BG: I have three good girlfriends. Three of us live in one town, and the other lives about 40 minutes away. We are all going to a lakehouse next weekend with our spouses/significant others. However, because we haven't really gotten to get together very much in the past couple of months, we also planned to get together for brunch this weekend, on Sunday.

So on Friday I was talking to the friend that lives 40 minutes away, she told me that one of our other friends had to come to her town for some reason, so they got together for lunch or coffee. (We do prefer to get together with all of us, but we all do see each other singly and in other contexts, so no problem there.) In the course of the conversation about the lakehouse trip, my friend said, "Oh, and since A and I already got together today, we thought we would just cancel brunch and just see each other next weekend." Then she joked about not having enough news/gossip to sustain both a girls brunch and a weekend trip.

I was a bit taken aback that since they had their social needs met or whatever, that the other two of us who weren't there would just be ok with cancelling, and that they could just decide it for us.
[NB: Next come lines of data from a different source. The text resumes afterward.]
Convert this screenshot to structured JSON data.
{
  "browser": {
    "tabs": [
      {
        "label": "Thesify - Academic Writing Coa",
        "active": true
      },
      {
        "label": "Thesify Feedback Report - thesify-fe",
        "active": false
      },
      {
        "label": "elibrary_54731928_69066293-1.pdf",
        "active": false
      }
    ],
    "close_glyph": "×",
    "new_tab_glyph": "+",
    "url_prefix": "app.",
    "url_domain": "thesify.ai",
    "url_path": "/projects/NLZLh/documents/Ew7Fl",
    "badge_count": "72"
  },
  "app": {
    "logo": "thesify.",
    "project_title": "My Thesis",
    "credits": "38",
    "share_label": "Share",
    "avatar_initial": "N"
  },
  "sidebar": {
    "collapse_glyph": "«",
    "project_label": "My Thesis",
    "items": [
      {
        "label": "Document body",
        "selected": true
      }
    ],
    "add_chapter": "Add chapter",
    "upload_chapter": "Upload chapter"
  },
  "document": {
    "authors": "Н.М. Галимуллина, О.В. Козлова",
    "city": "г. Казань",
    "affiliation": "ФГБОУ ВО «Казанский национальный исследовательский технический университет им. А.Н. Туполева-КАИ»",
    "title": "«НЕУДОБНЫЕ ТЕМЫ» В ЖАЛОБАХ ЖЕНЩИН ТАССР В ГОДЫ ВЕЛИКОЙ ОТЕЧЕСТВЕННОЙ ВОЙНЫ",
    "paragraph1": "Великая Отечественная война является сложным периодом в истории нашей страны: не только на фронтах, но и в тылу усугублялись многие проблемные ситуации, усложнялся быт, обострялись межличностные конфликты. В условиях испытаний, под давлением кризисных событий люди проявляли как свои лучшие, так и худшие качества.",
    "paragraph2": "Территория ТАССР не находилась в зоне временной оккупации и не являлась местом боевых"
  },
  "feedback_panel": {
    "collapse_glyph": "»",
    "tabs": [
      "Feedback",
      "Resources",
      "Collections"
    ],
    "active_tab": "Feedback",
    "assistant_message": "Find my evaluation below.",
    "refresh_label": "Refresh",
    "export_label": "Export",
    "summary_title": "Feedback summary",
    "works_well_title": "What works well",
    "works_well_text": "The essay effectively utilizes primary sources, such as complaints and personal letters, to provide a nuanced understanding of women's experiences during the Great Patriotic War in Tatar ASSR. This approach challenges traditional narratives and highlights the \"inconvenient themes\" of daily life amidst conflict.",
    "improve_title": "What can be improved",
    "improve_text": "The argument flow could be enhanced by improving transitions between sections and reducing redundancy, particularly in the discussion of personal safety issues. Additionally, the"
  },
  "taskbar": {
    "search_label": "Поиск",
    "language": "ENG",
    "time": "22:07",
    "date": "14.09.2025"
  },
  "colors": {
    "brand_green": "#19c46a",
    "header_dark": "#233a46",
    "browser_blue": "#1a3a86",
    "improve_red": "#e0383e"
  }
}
On the phone I just didn't respond and changed the subject, but I wondered if I should have said something in a jokey tone in the moment, like "Oh, well its great that you and A got together, so I guess E and I can just lump it!"
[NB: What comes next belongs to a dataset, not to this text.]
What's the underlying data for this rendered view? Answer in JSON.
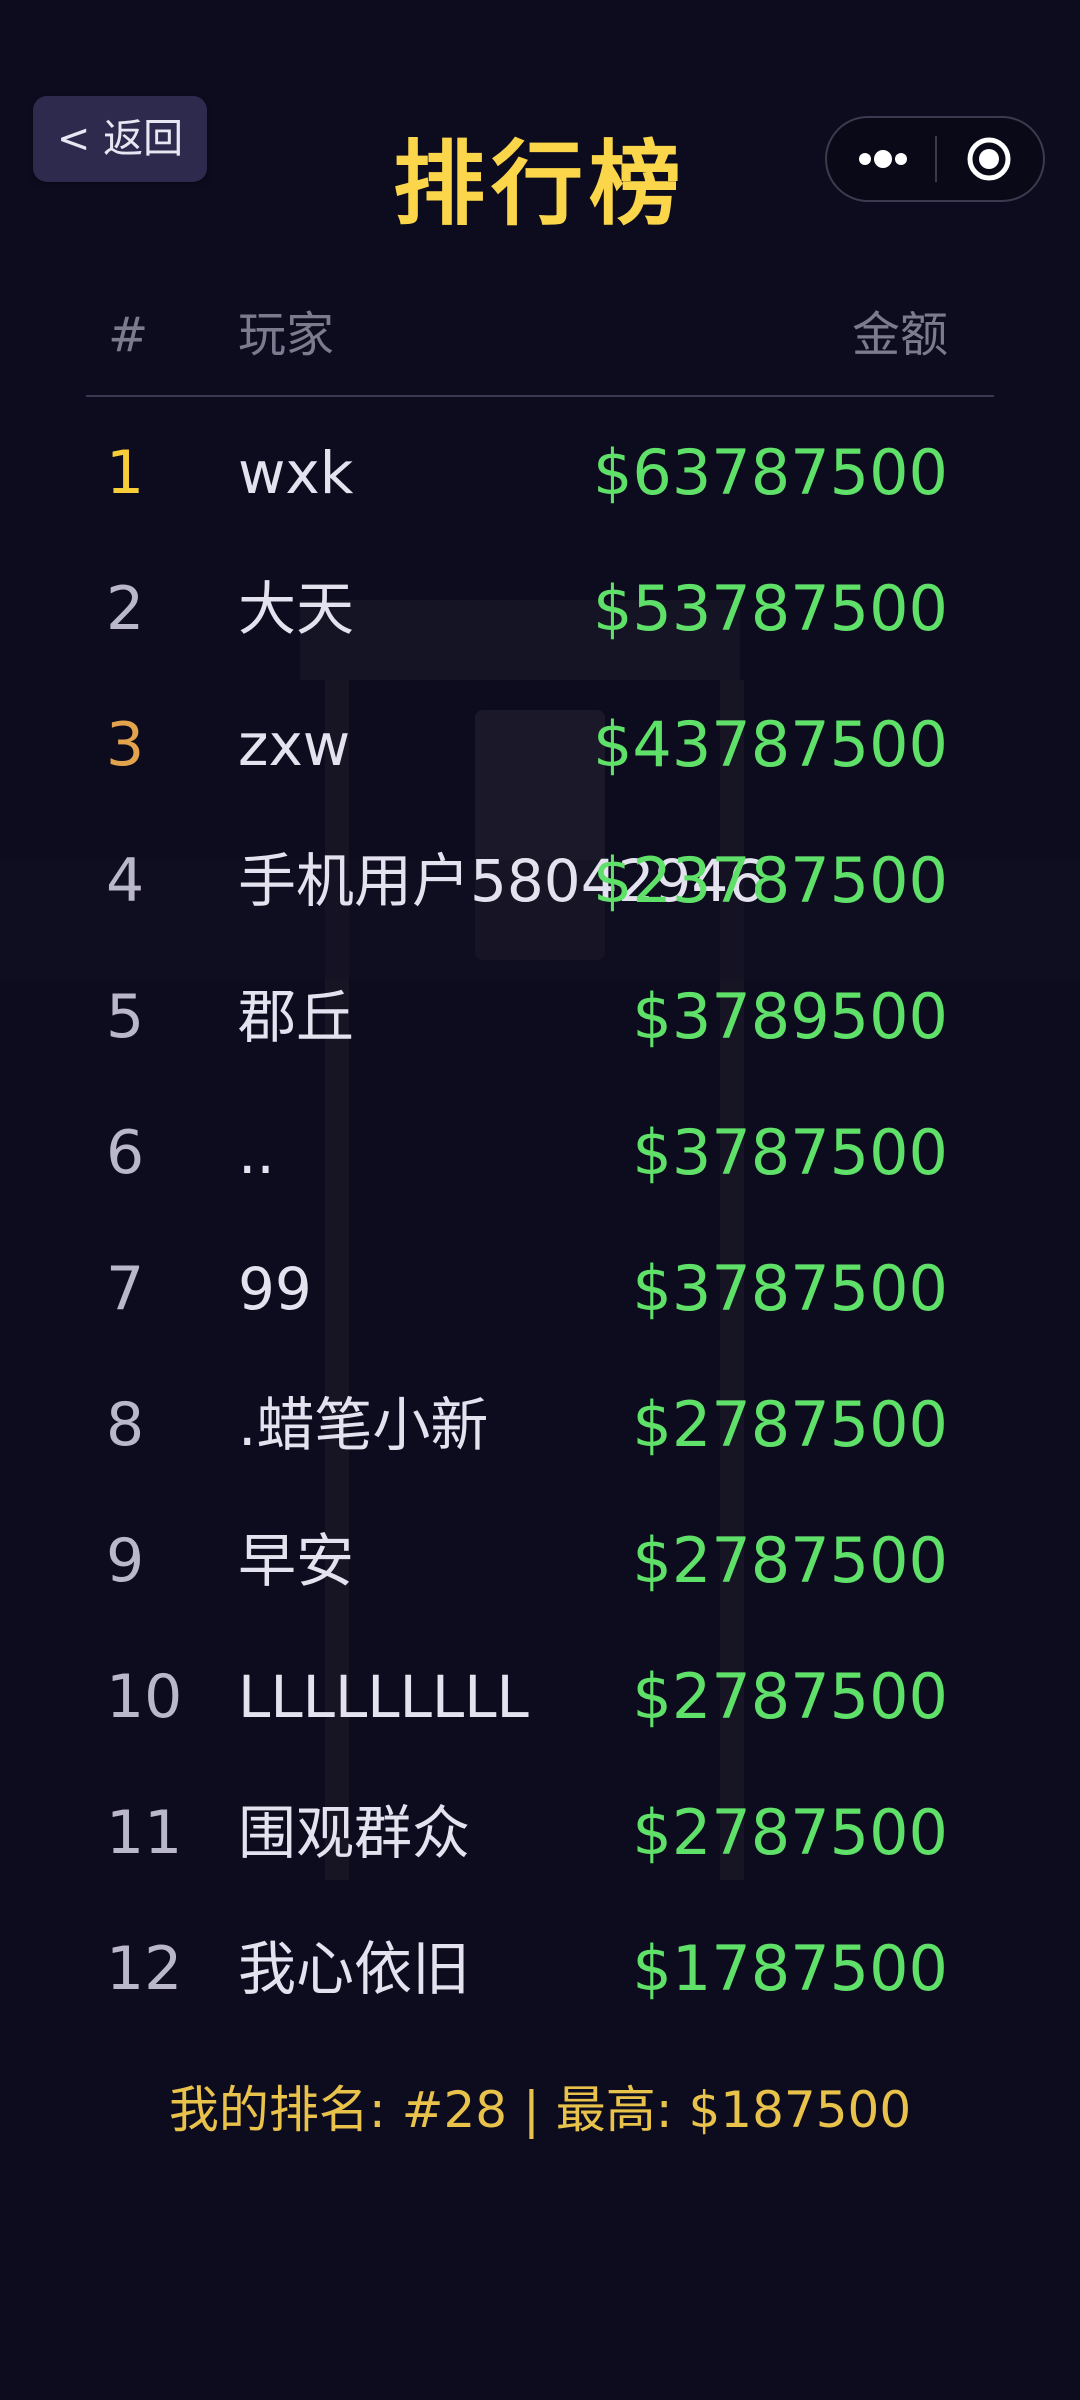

I actually ended up having brunch with E this morning, and I texted her something like "Oh, well I guess we're not having brunch tomorrow??" She hadn't heard from the other two, so she asked, "Oh, you don't want to anymore?" Then I filled her in on the "decision" and we had a bit of a laugh and eyeroll about it.

What would you have done in that situation?

I would have felt much better about the whole thing had my friend just appealed to being busy or whatever.

NyaChan:
I would have replied that if they were unavailable that's fine, but I would still meet up with E as we had all planned. 

EllenS:
A host can unilaterally cancel an event they have planned.

A group event can't be cancelled by one person - or even two. If some of the group members don't want to come, they need to let the others know.  That is not "cancelling" - that is "declining" or, in a casual sense, "bailing".

If they don't show and don't tell the others who were not privy to their decision, that is called "being stood up".

Your friends need better communication skills.

flickan:
I would have handled exactly as you did but I would have said something along the lines of, "Okay, I guess brunch will just be E and I," in a neutral tone of voice.  That would make it clear that it wasn't cancelled, it was just going to be a smaller affair.  It's definitely not okay for two people to cancel a group outing for the entire group unless they have preplanned and paid for it. 

Zizi-K:
I should add....sometimes when we are all trying to make plans, three out of four feels like the critical mass. If 2 can't go, then we end up not doing it. I think in the back of my mind I was still thinking that I would be going out to brunch on Sunday and anyone who wanted to join me, could. I think it became a moot point when I was able to arrange a brunch this morning with E and our respective husbands.

But behind their canceling of the brunch was the implication or assumption that E and I would probably not do it on our own, not that they would have cared if we did. It's so difficult and weird to articulate these group dynamics!

I think what was also galling for me was the implication that A and T really just wanted to catch up with each other, but they had less of an interesting in catching up with E and I. I could be reading too much into it though.